И они, словно гуси, на корточках засеменили к стеклянной двери, а после маленькими носами прижались к стеклу и уставились во все глаза на еще одного мальчика, подвешенного за запястья и лодыжки к странному и… страшному механизму. То был массивный постамент с кучей разноцветных кнопок, жесткий остов для поддержки любого человека, и ужасные на вид металлические лапы. Они двигались, и в каждой из них находились либо игла, либо острый нож, либо неизвестного назначения штыри. Сейчас часть этих штырей была воткнута в запястья, лодыжки и шею мальчика, а по прозрачным трубкам, подведенным к штырям, струилась светло-желтая жидкость. Мальчик изгибался всем телом и корчился от боли, а отец сидел за столом рядом и смотрел на монитор, который он называл «компьютером». По нему бежали колонки данных, много цифр и букв. Даже Двадцать третий в жизни не видел столько букв, хотя и хвастался, что читал книги.

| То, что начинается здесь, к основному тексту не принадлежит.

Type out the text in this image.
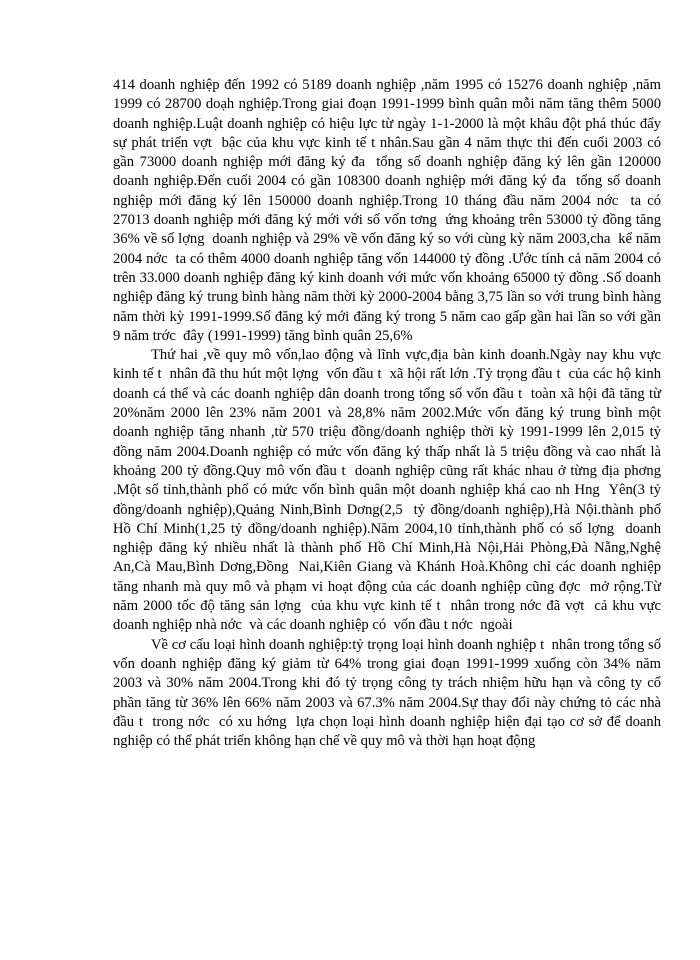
414 doanh nghiệp đến 1992 có 5189 doanh nghiệp ,năm 1995 có 15276 doanh nghiệp ,năm 1999 có 28700 doạh nghiệp.Trong giai đoạn 1991-1999 bình quân mỗi năm tăng thêm 5000 doanh nghiệp.Luật doanh nghiệp có hiệu lực từ ngày 1-1-2000 là một khâu đột phá thúc đẩy sự phát triển vợt  bậc của khu vực kinh tế t nhân.Sau gần 4 năm thực thi đến cuối 2003 có gần 73000 doanh nghiệp mới đăng ký đa  tổng số doanh nghiệp đăng ký lên gần 120000 doanh nghiệp.Đến cuối 2004 có gần 108300 doanh nghiệp mới đăng ký đa  tổng số doanh nghiệp mới đăng ký lên 150000 doanh nghiệp.Trong 10 tháng đầu năm 2004 nớc  ta có 27013 doanh nghiệp mới đăng ký mới với số vốn tơng  ứng khoảng trên 53000 tỷ đồng tăng 36% về số lợng  doanh nghiệp và 29% về vốn đăng ký so với cùng kỳ năm 2003,cha  kể năm 2004 nớc  ta có thêm 4000 doanh nghiệp tăng vốn 144000 tỷ đồng .Ước tính cả năm 2004 có trên 33.000 doanh nghiệp đăng ký kinh doanh với mức vốn khoảng 65000 tỷ đồng .Số doanh nghiệp đăng ký trung bình hàng năm thời kỳ 2000-2004 bằng 3,75 lần so với trung bình hàng năm thời kỳ 1991-1999.Số đăng ký mới đăng ký trong 5 năm cao gấp gần hai lần so với gần 9 năm trớc  đây (1991-1999) tăng bình quân 25,6%

Thứ hai ,về quy mô vốn,lao động và lĩnh vực,địa bàn kinh doanh.Ngày nay khu vực kinh tế t  nhân đã thu hút một lợng  vốn đầu t  xã hội rất lớn .Tỷ trọng đầu t  của các hộ kinh doanh cá thể và các doanh nghiệp dân doanh trong tổng số vốn đầu t  toàn xã hội đã tăng từ 20%năm 2000 lên 23% năm 2001 và 28,8% năm 2002.Mức vốn đăng ký trung bình một doanh nghiệp tăng nhanh ,từ 570 triệu đồng/doanh nghiệp thời kỳ 1991-1999 lên 2,015 tỷ đồng năm 2004.Doanh nghiệp có mức vốn đăng ký thấp nhất là 5 triệu đồng và cao nhất là khoảng 200 tỷ đồng.Quy mô vốn đầu t  doanh nghiệp cũng rất khác nhau ở từng địa phơng .Một số tỉnh,thành phố có mức vốn bình quân một doanh nghiệp khá cao nh Hng  Yên(3 tỷ đồng/doanh nghiệp),Quảng Ninh,Bình Dơng(2,5  tỷ đồng/doanh nghiệp),Hà Nội.thành phố Hồ Chí Minh(1,25 tỷ đồng/doanh nghiệp).Năm 2004,10 tỉnh,thành phố có số lợng  doanh nghiệp đăng ký nhiều nhất là thành phố Hồ Chí Minh,Hà Nội,Hải Phòng,Đà Nẵng,Nghệ An,Cà Mau,Bình Dơng,Đồng  Nai,Kiên Giang và Khánh Hoà.Không chỉ các doanh nghiệp tăng nhanh mà quy mô và phạm vi hoạt động của các doanh nghiệp cũng đợc  mở rộng.Từ năm 2000 tốc độ tăng sản lợng  của khu vực kinh tế t  nhân trong nớc đã vợt  cả khu vực doanh nghiệp nhà nớc  và các doanh nghiệp có  vốn đầu t nớc  ngoài

Về cơ cấu loại hình doanh nghiệp:tỷ trọng loại hình doanh nghiệp t  nhân trong tổng số vốn doanh nghiệp đăng ký giảm từ 64% trong giai đoạn 1991-1999 xuống còn 34% năm 2003 và 30% năm 2004.Trong khi đó tỷ trọng công ty trách nhiệm hữu hạn và công ty cổ phần tăng từ 36% lên 66% năm 2003 và 67.3% năm 2004.Sự thay đổi này chứng tỏ các nhà đầu t  trong nớc  có xu hớng  lựa chọn loại hình doanh nghiệp hiện đại tạo cơ sở để doanh nghiệp có thể phát triển không hạn chế về quy mô và thời hạn hoạt động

– Он же младше нас! – ахнул Восемнадцатый, а Двадцать третий подтвердил.
– Ага! Теперь ты понимаешь, что не только мы – его дети? Этот вот тоже. Он очень похож на нас с тобой, только младше. Он появился позже нас.
– Но зачем ему еще сын, когда есть мы? – пораженно спросил Восемнадцатый. – Когда есть двадцать пять нас? А?..

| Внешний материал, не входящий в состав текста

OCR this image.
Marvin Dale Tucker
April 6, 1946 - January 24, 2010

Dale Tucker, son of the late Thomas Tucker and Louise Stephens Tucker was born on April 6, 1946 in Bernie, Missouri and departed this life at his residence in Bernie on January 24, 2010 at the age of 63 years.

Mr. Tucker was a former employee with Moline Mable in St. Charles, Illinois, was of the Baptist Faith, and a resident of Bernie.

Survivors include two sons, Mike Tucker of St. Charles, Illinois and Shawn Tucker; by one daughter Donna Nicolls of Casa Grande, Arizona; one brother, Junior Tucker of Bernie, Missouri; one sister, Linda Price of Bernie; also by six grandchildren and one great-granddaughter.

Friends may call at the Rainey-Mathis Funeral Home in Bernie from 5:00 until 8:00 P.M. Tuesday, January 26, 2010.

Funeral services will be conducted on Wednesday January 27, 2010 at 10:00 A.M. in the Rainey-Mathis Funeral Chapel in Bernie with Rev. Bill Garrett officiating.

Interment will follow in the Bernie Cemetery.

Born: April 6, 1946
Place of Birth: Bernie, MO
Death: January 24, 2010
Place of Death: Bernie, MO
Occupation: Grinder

В этот момент мальчик в лаборатории не вытерпел пытки иглами и вновь заорал. На его голом теле от перенапряжения вздулись вены и жилы, а кожа покраснела.
– Отец! За что? Отпусти! Мне больно! Мне очень больно!..
– Ничего-ничего, – отмахнулся Кизляк. – Потерпи немного, и у тебя все будет.
Мужчина довольно похлопал себя по коленке и запустил руки в длинные, серебристые волосы. Потом встал и принялся ходить взад-вперед с явно счастливым видом. Несколько раз останавливался, замирал и смотрел в потолок, шевеля губами, будто что-то подсчитывая, а потом, не в силах сдержать бурю эмоций, громко и возбужденно воскликнул:
– Вот оно! Вот оно! Это настоящее чудо! – и начал пританцовывать, словно крутил торжественный вальс с невидимым собеседником. – Охренеть! Нет, только подумать! Я сделал это! Ты…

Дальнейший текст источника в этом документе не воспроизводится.